Elaine, who gave only her first name, was also among those who got their third dose at the last minute. The 50-year-old office secretary, who received her second jab in August last year, had adopted a wait-and-see attitude before she finally took her booster on Saturday.
“The vaccine is still rather new, and I wanted to observe whether any other problems surfaced. It seems many people were fine after taking the third dose,” she said.
But the biggest driving force was her company, which required staff to get three doses by the end of June. “Even if I don’t need to enter all those vaccine pass venues, I still need three jabs for my work,” she said.
Respiratory medicine specialist Dr Leung Chi-chiu said vaccine reluctance stemmed from different factors across age groups.
“For the younger groups, they may think the impact of an infection is mild,” Leung said. “They may have also been infected recently … and realised they were fine even after being exposed to the virus.”
For the older generation, Leung said he believed bias had built up from information on adverse effects, which was widely reported at the earlier stage of the city’s vaccine drive. Elderly residents were therefore hesitant in getting the jabs despite clarification from experts.
For mum-to-be Yan Mina, her choice of holding out on the third dose was centred on concerns about risks posed to her unborn child.
“I don’t totally trust the technology of the mRNA vaccine,” the 32-year-old said, referring to the BioNTech jab. “This is not something I’m 100 per cent sure on, and I don’t want to pass on any risk to my next generation.”
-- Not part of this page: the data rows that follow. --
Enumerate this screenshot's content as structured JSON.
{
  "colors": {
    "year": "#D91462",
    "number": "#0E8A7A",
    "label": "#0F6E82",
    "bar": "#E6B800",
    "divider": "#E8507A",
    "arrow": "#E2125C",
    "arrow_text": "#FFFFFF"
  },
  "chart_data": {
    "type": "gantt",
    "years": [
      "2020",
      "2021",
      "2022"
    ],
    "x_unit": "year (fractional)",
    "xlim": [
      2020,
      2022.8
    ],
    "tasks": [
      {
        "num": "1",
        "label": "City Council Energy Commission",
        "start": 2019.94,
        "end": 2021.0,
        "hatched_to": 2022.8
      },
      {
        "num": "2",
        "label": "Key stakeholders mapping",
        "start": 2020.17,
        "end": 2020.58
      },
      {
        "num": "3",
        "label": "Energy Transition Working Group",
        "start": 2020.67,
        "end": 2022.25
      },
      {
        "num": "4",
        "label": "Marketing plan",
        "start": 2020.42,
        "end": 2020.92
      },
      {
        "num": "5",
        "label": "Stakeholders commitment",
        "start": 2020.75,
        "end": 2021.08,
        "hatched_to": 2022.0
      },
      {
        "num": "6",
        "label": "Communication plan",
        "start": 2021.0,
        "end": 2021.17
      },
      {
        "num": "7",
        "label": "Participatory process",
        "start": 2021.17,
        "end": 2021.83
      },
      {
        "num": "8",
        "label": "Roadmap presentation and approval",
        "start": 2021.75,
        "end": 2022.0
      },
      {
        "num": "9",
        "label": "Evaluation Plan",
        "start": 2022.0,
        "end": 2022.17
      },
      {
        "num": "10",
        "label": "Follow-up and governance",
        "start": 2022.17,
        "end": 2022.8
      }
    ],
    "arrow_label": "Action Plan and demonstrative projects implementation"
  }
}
Mina, whose due date is expected to be around early July, got her second vaccine dose in May last year. Not totally convinced on the jabs, she got vaccinated partly due to her wish to travel and visit her husband’s family, though that plan did not materialise eventually.
While she will be barred from a wide range of venues soon, Mina is planning to get a haircut in a salon and have meals with friends in restaurants before the deadline. She has been mentally preparing herself for the looming lifestyle changes.
“Starting from June, I can only meet friends at a park picnic, or eat in the office,” she said. “Around one to two months after I give birth, it is also unlikely for me to visit crowded places that require a vaccine pass.”
Her family members who have been tripled-vaccinated will be running grocery errands, and she also intends to rely on online shopping.